# My wife's Sentra



## tsi200sx (Nov 8, 2002)

Hey guys, I'm pretty new to the group.
My lovely wife (no she's not watching me type) drives a 92 Sentra XE 2-door 5-speed. It has a little over 100k miles on it, and over the 2 1/2 years we've had it it's been a great little car, very reliable and great mileage. Here it is:

.









The GA16DE is pretty gutless, but with the 5-speed and in such a light car it does the job. My favorite part of driving it is the killer handling and the great driving position. I also like the clean, uncluttered lines of the body. Some people say it's boxy, but I like that style. 
It's a lot more curvy than my car, an 88 200SX SE V6 which is a great example of '80s wedge styling. Check out the contrast between the two:








Anyways, I do have a couple questions:
First, I've noticed a knocking sound on the Sentra which sounds like it's coming from the right rear of the car, which occurs during hard braking.
I've also noticed that the clutch engages a little high, and sometimes the friction point seems to change. I'll let up the clutch and resistance will start just off the floor, then it will move back toward the top of the pedal travel. Weird, huh? I know this car has a cable-operated clutch, so I assume it's adjustable. Where it the adjuster located?
Aside from that, the car's only problem is a rust spot on the edge of the driver's side rear wheelwell, which I'll probably have repaired next spring, or I'll grind it down and see what I can do with it with bondo.


----------



## chrismariscal (Jan 10, 2011)

I knew someone else had to have the same problem.. but nobody answered it. 
I have a knocking as well, from the REAR of the car, during braking. 
Any ideas to what it might be? Thanks everyone.


----------



## IanH (Feb 11, 2003)

I had a clicking from the rear drums, 97 Sentra GXE, under braking, went with road speed.
The dealer said this was common, and the story went like this....
"replace brake shoes and drums, if this doesn't fix it replace hydraulic cylinders and adjuster assembly's.. and it may come back."

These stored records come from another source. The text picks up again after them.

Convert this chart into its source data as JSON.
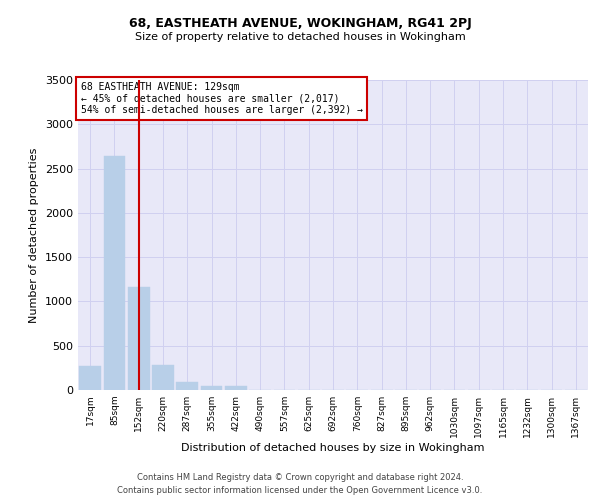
{
  "title1": "68, EASTHEATH AVENUE, WOKINGHAM, RG41 2PJ",
  "title2": "Size of property relative to detached houses in Wokingham",
  "xlabel": "Distribution of detached houses by size in Wokingham",
  "ylabel": "Number of detached properties",
  "footnote1": "Contains HM Land Registry data © Crown copyright and database right 2024.",
  "footnote2": "Contains public sector information licensed under the Open Government Licence v3.0.",
  "annotation_line1": "68 EASTHEATH AVENUE: 129sqm",
  "annotation_line2": "← 45% of detached houses are smaller (2,017)",
  "annotation_line3": "54% of semi-detached houses are larger (2,392) →",
  "bar_color": "#b8cfe8",
  "grid_color": "#d0d0f0",
  "background_color": "#e8e8f8",
  "vline_color": "#cc0000",
  "categories": [
    "17sqm",
    "85sqm",
    "152sqm",
    "220sqm",
    "287sqm",
    "355sqm",
    "422sqm",
    "490sqm",
    "557sqm",
    "625sqm",
    "692sqm",
    "760sqm",
    "827sqm",
    "895sqm",
    "962sqm",
    "1030sqm",
    "1097sqm",
    "1165sqm",
    "1232sqm",
    "1300sqm",
    "1367sqm"
  ],
  "values": [
    270,
    2640,
    1160,
    285,
    90,
    50,
    45,
    0,
    0,
    0,
    0,
    0,
    0,
    0,
    0,
    0,
    0,
    0,
    0,
    0,
    0
  ],
  "ylim": [
    0,
    3500
  ],
  "yticks": [
    0,
    500,
    1000,
    1500,
    2000,
    2500,
    3000,
    3500
  ],
  "vline_position": 2.0,
  "figsize": [
    6.0,
    5.0
  ],
  "dpi": 100
}
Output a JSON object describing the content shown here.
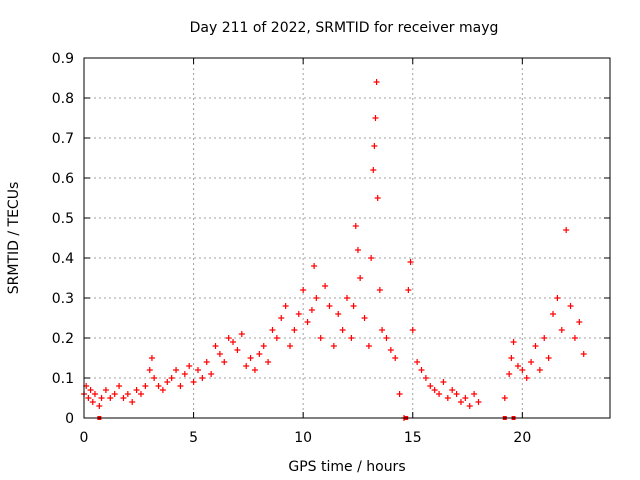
{
  "chart_data": {
    "type": "scatter",
    "title": "Day 211 of 2022, SRMTID for receiver mayg",
    "xlabel": "GPS time / hours",
    "ylabel": "SRMTID / TECUs",
    "xlim": [
      0,
      24
    ],
    "ylim": [
      0,
      0.9
    ],
    "xticks": [
      0,
      5,
      10,
      15,
      20
    ],
    "xtick_labels": [
      "0",
      "5",
      "10",
      "15",
      "20"
    ],
    "yticks": [
      0,
      0.1,
      0.2,
      0.3,
      0.4,
      0.5,
      0.6,
      0.7,
      0.8,
      0.9
    ],
    "ytick_labels": [
      "0",
      "0.1",
      "0.2",
      "0.3",
      "0.4",
      "0.5",
      "0.6",
      "0.7",
      "0.8",
      "0.9"
    ],
    "grid": true,
    "marker": "plus",
    "color": "#ff0000",
    "series": [
      {
        "name": "SRMTID",
        "x": [
          0.0,
          0.1,
          0.2,
          0.3,
          0.4,
          0.5,
          0.7,
          0.8,
          1.0,
          1.2,
          1.4,
          1.6,
          1.8,
          2.0,
          2.2,
          2.4,
          2.6,
          2.8,
          3.0,
          3.1,
          3.2,
          3.4,
          3.6,
          3.8,
          4.0,
          4.2,
          4.4,
          4.6,
          4.8,
          5.0,
          5.2,
          5.4,
          5.6,
          5.8,
          6.0,
          6.2,
          6.4,
          6.6,
          6.8,
          7.0,
          7.2,
          7.4,
          7.6,
          7.8,
          8.0,
          8.2,
          8.4,
          8.6,
          8.8,
          9.0,
          9.2,
          9.4,
          9.6,
          9.8,
          10.0,
          10.2,
          10.4,
          10.5,
          10.6,
          10.8,
          11.0,
          11.2,
          11.4,
          11.6,
          11.8,
          12.0,
          12.2,
          12.3,
          12.4,
          12.5,
          12.6,
          12.8,
          13.0,
          13.1,
          13.2,
          13.25,
          13.3,
          13.35,
          13.4,
          13.5,
          13.6,
          13.8,
          14.0,
          14.2,
          14.4,
          14.6,
          14.8,
          14.9,
          15.0,
          15.2,
          15.4,
          15.6,
          15.8,
          16.0,
          16.2,
          16.4,
          16.6,
          16.8,
          17.0,
          17.2,
          17.4,
          17.6,
          17.8,
          18.0,
          19.2,
          19.4,
          19.5,
          19.6,
          19.8,
          20.0,
          20.2,
          20.4,
          20.6,
          20.8,
          21.0,
          21.2,
          21.4,
          21.6,
          21.8,
          22.0,
          22.2,
          22.4,
          22.6,
          22.8
        ],
        "y": [
          0.06,
          0.08,
          0.05,
          0.07,
          0.04,
          0.06,
          0.03,
          0.05,
          0.07,
          0.05,
          0.06,
          0.08,
          0.05,
          0.06,
          0.04,
          0.07,
          0.06,
          0.08,
          0.12,
          0.15,
          0.1,
          0.08,
          0.07,
          0.09,
          0.1,
          0.12,
          0.08,
          0.11,
          0.13,
          0.09,
          0.12,
          0.1,
          0.14,
          0.11,
          0.18,
          0.16,
          0.14,
          0.2,
          0.19,
          0.17,
          0.21,
          0.13,
          0.15,
          0.12,
          0.16,
          0.18,
          0.14,
          0.22,
          0.2,
          0.25,
          0.28,
          0.18,
          0.22,
          0.26,
          0.32,
          0.24,
          0.27,
          0.38,
          0.3,
          0.2,
          0.33,
          0.28,
          0.18,
          0.26,
          0.22,
          0.3,
          0.2,
          0.28,
          0.48,
          0.42,
          0.35,
          0.25,
          0.18,
          0.4,
          0.62,
          0.68,
          0.75,
          0.84,
          0.55,
          0.32,
          0.22,
          0.2,
          0.17,
          0.15,
          0.06,
          0.0,
          0.32,
          0.39,
          0.22,
          0.14,
          0.12,
          0.1,
          0.08,
          0.07,
          0.06,
          0.09,
          0.05,
          0.07,
          0.06,
          0.04,
          0.05,
          0.03,
          0.06,
          0.04,
          0.05,
          0.11,
          0.15,
          0.19,
          0.13,
          0.12,
          0.1,
          0.14,
          0.18,
          0.12,
          0.2,
          0.15,
          0.26,
          0.3,
          0.22,
          0.47,
          0.28,
          0.2,
          0.24,
          0.16
        ]
      }
    ],
    "zero_markers_x": [
      0.7,
      14.7,
      19.2,
      19.6
    ]
  }
}
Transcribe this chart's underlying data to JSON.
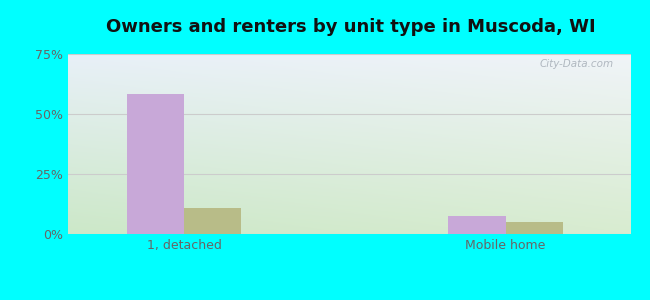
{
  "title": "Owners and renters by unit type in Muscoda, WI",
  "categories": [
    "1, detached",
    "Mobile home"
  ],
  "owner_values": [
    58.5,
    7.5
  ],
  "renter_values": [
    11.0,
    5.0
  ],
  "owner_color": "#c8a8d8",
  "renter_color": "#b8bc88",
  "ylim": [
    0,
    75
  ],
  "yticks": [
    0,
    25,
    50,
    75
  ],
  "yticklabels": [
    "0%",
    "25%",
    "50%",
    "75%"
  ],
  "bar_width": 0.32,
  "background_cyan": "#00ffff",
  "grid_color": "#cccccc",
  "watermark": "City-Data.com",
  "title_fontsize": 13,
  "tick_fontsize": 9,
  "legend_fontsize": 9,
  "x_positions": [
    1.0,
    2.8
  ],
  "xlim": [
    0.35,
    3.5
  ]
}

I passed. Cleaned the shoes and sure enough it went away for a few days.

Upgraded to rear discs ( all used) from the 200SX SE-R ...problem solved, didn't come back.

So if you have drums this may be your answer.


----------



## IanH (Feb 11, 2003)

And to the clutch issue, there is a weird assist spring on the pedal that helps you hold the clutch down, makes feel very non-linear.
Adjuster is on the transmissive end of the cable.
Replace the cable with a Nissan cable, its more money but last better, doesn't stretch as much as a cheapo.


----------



## cls12vg30 (Oct 21, 2003)

Wow, 8 yrs, 4 months, is this a record for thread resurrection? I don't even have that wife anymore, much less that Sentra.


----------



## jdg (Aug 27, 2009)

IanH said:


> And to the clutch issue, there is a weird assist spring on the pedal that helps you hold the clutch down, makes feel very non-linear.

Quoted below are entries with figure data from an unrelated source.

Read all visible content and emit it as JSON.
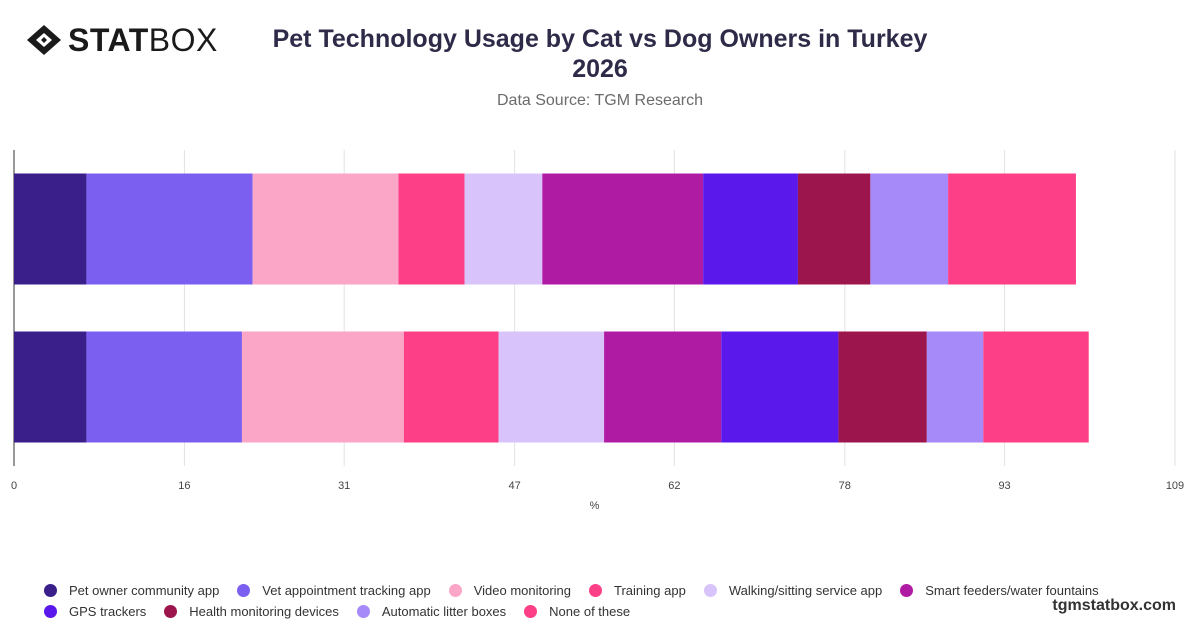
{
  "brand": {
    "logo_bold": "STAT",
    "logo_light": "BOX",
    "url": "tgmstatbox.com"
  },
  "chart_data": {
    "type": "bar",
    "orientation": "horizontal",
    "stacked": true,
    "title": "Pet Technology Usage by Cat vs Dog Owners in Turkey 2026",
    "subtitle": "Data Source: TGM Research",
    "xlabel": "%",
    "ylabel": "",
    "xlim": [
      0,
      109
    ],
    "x_ticks": [
      0,
      16,
      31,
      47,
      62,
      78,
      93,
      109
    ],
    "grid": true,
    "legend_position": "bottom",
    "categories": [
      "",
      ""
    ],
    "series": [
      {
        "name": "Pet owner community app",
        "color": "#3a1e8a",
        "values": [
          6.8,
          6.8
        ]
      },
      {
        "name": "Vet appointment tracking app",
        "color": "#7b5ff0",
        "values": [
          15.6,
          14.6
        ]
      },
      {
        "name": "Video monitoring",
        "color": "#fba6c7",
        "values": [
          13.7,
          15.2
        ]
      },
      {
        "name": "Training app",
        "color": "#fc3f86",
        "values": [
          6.2,
          8.9
        ]
      },
      {
        "name": "Walking/sitting service app",
        "color": "#d8c4fb",
        "values": [
          7.3,
          9.9
        ]
      },
      {
        "name": "Smart feeders/water fountains",
        "color": "#b01ba4",
        "values": [
          15.1,
          11.0
        ]
      },
      {
        "name": "GPS trackers",
        "color": "#5a19ea",
        "values": [
          8.9,
          11.0
        ]
      },
      {
        "name": "Health monitoring devices",
        "color": "#9c164d",
        "values": [
          6.8,
          8.3
        ]
      },
      {
        "name": "Automatic litter boxes",
        "color": "#a78af9",
        "values": [
          7.3,
          5.3
        ]
      },
      {
        "name": "None of these",
        "color": "#fc3f86",
        "values": [
          12.0,
          9.9
        ]
      }
    ]
  }
}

Ya know, I always thought there was something a bit 'different' about my '98 200SX's clutch feel.
I'm going out there tomorrow to see if I've got this assist spring also. I'm guessing it's some sort of over-center spring that doesn't do anything until you get down near the floor?


----------



## IanH (Feb 11, 2003)

cls12vg30 said:


> Wow, 8 yrs, 4 months, is this a record for thread resurrection? I don't even have that wife anymore, much less that Sentra.


Damm thats funny !!!

Well they says to search and not to start a new thread, but dont say anything about how old the thread can be if you reply......


----------



## chrismariscal (Jan 10, 2011)

IanH said:


> Damm thats funny !!!
> 
> Well they says to search and not to start a new thread, but dont say anything about how old the thread can be if you reply......


HAHA Exactly! i didn't want to get clowned for posting a new thread!


----------



## IanH (Feb 11, 2003)

jdgrotte said:


> Ya know, I always thought there was something a bit 'different' about my '98 200SX's clutch feel.
> I'm going out there tomorrow to see if I've got this assist spring also. I'm guessing it's some sort of over-center spring that doesn't do anything until you get down near the floor?

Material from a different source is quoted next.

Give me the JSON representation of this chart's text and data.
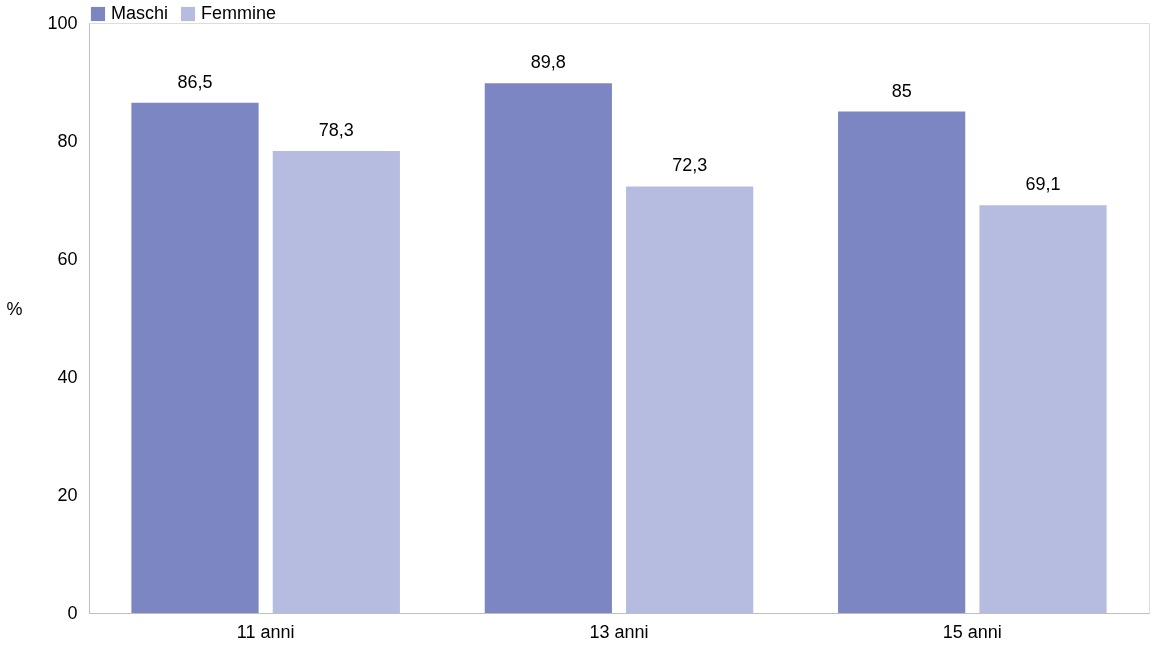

When the cable is disconnected and you press the pedal it actually snaps to the floor when you get half way. That and the diaphragm spring in the cover and you can hold the pedal down with little force.


----------



## Raphenry (Aug 18, 2010)

are all the NON oem cables bad? I put a 5sp in my daughters car and the cable that I took from the donor was too long, so I replaced it with a beck n arnley. Still too long. Heard TSK was good so ordered one of them, same as the Beck. The Pioneer says it will fit either the 2.0 or the 1.6, so I did not even try that one. I put new clutch and the works along with a resurface.


----------



## IanH (Feb 11, 2003)

What is too long ?
The outer cable or the inner ?

The 1.6 and 2.0 cables are different, I wouldn't mess with one that does both.

My OEM on my 1.6 inner stretched about 1/4 inch over 70K miles from new.

I understood the issue with non-OEM was that they stretched, not that they didn't fit.


----------